До тошноты гадкое насекомое, здоровенное, наглое и, безусловно, опасное. Спустившееся с пыльного бетонного перекрытия на едва заметной нитке, примерявшееся на левое запястье. Ровно на то место, где верная перчатка с цепким шершавым покрытием была прорвана, обнажая смуглую кожу.
Плавным беззвучным движением поднявшись с пола, Яна перебросила арбалет в правую руку. Дождалась, когда паук спрыгнет на кусок пенобетонного кирпича, и точным ударом ноги раздавила ядовитую гадину, успевшую вскинуть лапы в боевой стойке.
Встряхнулась, наконец-то чихнув. Звонко, от души, от чего стойко удерживалась всю засаду.
Вообще-то в планы девушки входило пролежать без движения ещё минут пятнадцать. Но это скорее для пущей надёжности — переулок остался гарантированно пустым. Все честно выжданные полчаса. Если бы по следам егеря кто-то шёл, она бы наверняка засекла преследователя…
Привалившись к краю оконного проёма, Яна ещё раз внимательно осмотрела подступы к зданию. Никого. Ни любопытных, ни желавших поживиться её снаряжением. Вынула стрелу из титанового ложа, забрасывая невесомое оружие за спину. Болт с зазубренным наконечником вернулся в закрытый набедренный колчан.
Баклажанчик бы такой поспешности не одобрил — факт.
Тот вообще предпочитал выжидать не меньше часа, такой вот шеф был терпеливый. И недоверчивый. Всегда считал, что наиболее вероятный способ для егеря сдохнуть, это наивно и несвоевременно уверовать, что оказался терпеливее того, кто жаждет покуситься на чужое имущество…
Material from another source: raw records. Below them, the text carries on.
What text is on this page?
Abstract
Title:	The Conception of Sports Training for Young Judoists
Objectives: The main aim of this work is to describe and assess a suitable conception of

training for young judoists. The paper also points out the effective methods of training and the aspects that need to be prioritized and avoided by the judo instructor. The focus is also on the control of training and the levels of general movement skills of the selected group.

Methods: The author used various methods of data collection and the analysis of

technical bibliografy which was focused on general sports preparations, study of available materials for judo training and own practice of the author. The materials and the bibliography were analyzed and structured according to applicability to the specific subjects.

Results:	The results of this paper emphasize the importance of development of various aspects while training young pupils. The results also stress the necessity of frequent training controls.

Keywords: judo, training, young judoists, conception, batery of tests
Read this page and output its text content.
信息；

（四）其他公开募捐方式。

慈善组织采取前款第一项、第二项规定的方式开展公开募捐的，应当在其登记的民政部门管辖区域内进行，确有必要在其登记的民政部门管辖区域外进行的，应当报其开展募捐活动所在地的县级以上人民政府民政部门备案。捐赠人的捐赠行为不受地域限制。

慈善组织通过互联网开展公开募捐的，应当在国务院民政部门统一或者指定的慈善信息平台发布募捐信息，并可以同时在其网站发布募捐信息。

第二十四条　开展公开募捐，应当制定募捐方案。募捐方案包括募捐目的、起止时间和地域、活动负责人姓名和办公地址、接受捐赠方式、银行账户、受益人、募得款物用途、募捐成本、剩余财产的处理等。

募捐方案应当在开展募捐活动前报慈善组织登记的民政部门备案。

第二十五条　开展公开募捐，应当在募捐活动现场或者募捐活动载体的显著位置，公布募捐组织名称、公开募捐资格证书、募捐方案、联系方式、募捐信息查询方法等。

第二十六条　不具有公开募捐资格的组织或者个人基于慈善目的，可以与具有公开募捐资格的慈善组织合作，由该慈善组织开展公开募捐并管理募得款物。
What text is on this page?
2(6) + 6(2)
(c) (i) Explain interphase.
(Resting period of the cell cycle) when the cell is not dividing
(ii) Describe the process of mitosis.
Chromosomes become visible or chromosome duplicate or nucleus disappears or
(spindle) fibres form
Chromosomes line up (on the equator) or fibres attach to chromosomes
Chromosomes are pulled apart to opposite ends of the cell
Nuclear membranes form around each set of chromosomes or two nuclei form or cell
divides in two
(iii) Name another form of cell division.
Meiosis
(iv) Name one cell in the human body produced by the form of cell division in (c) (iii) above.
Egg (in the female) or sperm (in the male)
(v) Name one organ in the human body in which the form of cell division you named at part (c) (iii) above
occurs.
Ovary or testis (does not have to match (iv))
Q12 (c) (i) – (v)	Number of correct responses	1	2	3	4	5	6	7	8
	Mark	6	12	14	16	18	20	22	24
— Пусть, — привычно произнесла в её сознании старшая сестра Ленка, чья непростая судьба определила и настоящее, и будущее всей семьи. — Баклажанчика поблизости нет, сестрёнка. А вот ты, Погря, за годы работы на детину-шефа уцелевшая в дюжине индивидуальных вылазок в Заповедник, есть.
Да, она — Погря, была.
Машинально кивнув, Яна согласилась с мысленными доводами погибшей сестры, молчаливые диалоги с которой вела в минуты неуверенности или психического напряжения. Она тут одна. И полагаться может только на себя. И если пятнадцать недосиженных минут будут стоить ей схватки, ну что ж… Проклятый паук!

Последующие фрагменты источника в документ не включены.